As internal audit teams strive for greater agility, controls testing moves audit teams along the road to proactive, continuous audit. Automated controls testing makes it easier to deliver audits that are:
- Consistent: Automation helps bring consistency and rigour to this controls testing; for your organisation to truly embrace — and get the benefits of — data-driven GRC, automation is non-negotiable.
- Data-Driven: Ensuring your controls testing uses empirical evidence (data) can reduce and, best case, eliminate the use of unsound subjective validation mechanisms.
- Continuous: It also ensures testing is scheduled regularly and can directly link real-time results on the operational effectiveness of controls to your corporate risks — as a result, driving real-time risk assessment.

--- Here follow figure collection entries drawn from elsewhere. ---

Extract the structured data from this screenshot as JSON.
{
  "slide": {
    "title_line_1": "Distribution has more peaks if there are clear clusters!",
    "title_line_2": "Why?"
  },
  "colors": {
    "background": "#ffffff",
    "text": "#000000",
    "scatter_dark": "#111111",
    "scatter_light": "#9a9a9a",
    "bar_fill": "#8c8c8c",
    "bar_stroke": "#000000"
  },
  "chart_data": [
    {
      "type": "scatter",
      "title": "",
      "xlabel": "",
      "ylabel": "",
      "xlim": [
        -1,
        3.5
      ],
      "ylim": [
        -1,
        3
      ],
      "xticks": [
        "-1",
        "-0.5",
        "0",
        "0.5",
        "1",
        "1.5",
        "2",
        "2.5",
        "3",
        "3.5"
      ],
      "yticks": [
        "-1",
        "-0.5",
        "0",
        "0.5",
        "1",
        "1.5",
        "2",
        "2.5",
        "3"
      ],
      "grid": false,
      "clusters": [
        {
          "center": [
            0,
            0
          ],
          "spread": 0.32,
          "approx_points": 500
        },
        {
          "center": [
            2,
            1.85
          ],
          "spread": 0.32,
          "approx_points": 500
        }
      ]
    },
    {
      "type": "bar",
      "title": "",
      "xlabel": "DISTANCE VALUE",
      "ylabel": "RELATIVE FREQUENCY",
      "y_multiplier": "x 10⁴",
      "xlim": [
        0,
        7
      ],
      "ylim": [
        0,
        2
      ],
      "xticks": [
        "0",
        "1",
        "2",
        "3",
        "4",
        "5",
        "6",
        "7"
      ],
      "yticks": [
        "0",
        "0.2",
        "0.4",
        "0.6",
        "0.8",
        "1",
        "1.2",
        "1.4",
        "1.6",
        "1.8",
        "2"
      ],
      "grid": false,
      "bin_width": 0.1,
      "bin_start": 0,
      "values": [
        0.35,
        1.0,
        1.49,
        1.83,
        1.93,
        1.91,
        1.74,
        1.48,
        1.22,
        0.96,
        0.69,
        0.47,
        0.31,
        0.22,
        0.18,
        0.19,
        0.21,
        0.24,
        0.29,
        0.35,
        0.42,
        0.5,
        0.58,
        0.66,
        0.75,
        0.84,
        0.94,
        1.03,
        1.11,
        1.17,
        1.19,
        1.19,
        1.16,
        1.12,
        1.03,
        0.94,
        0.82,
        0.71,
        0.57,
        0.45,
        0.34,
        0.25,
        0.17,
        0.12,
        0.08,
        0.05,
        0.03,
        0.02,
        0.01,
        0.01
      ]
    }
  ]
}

Despite this, many businesses need to adopt automation piecemeal rather than across the entire risk and control process tool stack.
Benefits of automated controls testing
Automated controls testing makes the testing of controls more effective and more efficient. Among the benefits:
- Aligned, efficient compliance processes: Fragmented, subjective, and siloed processes characterise risk and compliance, along with internal controls. Automating controls testing helps to put a consistent framework around the testing process; as a result, making controls and the compliance and risk processes they inform more effective.
- Reduced cost of compliance: Manual controls testing can be time-consuming, labour-intensive, and run the risk of errors that need rework. Automating controls testing reduces this risk of human error and minimises the time for intelligent controls testing.
- Confidence in your controls: Based on objective readings and carried out regularly, data-driven controls testing assures you that your controls work as they should. Reduce your risk of compliance breaches and know your approach is based on real-time insights.
- Keep pace with the compliance landscape: Adapt controls swiftly to the evolving regulatory landscape or risk non-compliance with changing requirements. Automated controls testing enables continuous insight, shifting from fixed-schedule reporting to timely control updates as needed.
- Ability to continuously improve: Utilizing ‘always-on’ controls testing empowers continuous refinement and improvement of your approach. It accelerates the audit team’s path to becoming a strategic business partner, enabling you to provide unassailable, live insights to your board and key stakeholders.
For auditors looking to elevate their role to that of a strategic business partner, automated controls testing can help to avoid nasty shocks, give comfort around the operating effectiveness of controls and allow you to take a proactive approach to audit.
Optimise your use of technology in controls testing.
Organisations’ shift to automated controls testing is part of a broader trend to use technology more effectively. PWC surveys highlight the ongoing need for increased technology use in audit analysis, fraud detection, and continuous auditing. In tests of controls, too, technology can play a crucial role.
This move to automated controls testing also aligns with a change in the audit function’s role. Internal audit has evolved significantly over the last decade, moving from cyclical audits and internal controls testing to a set timetable to a more consultative role, where internal audit teams assess and report continuously on the organisation’s overall risk profile.
Technology is a vital component of this approach. The internal audit team, with technology experience for assurance, can ideally champion risk management and compliance technology.
Centralise and automate your controls testing.
Automating your controls testing will enable you to seamlessly manage your regulatory compliance strategy’s multiple policies and controls. It will increase the speed, rigour and efficiency of your testing while reducing costs. It will create a unified controls reporting source, speeding up the internal audit team’s consultative partnership with organisational leadership.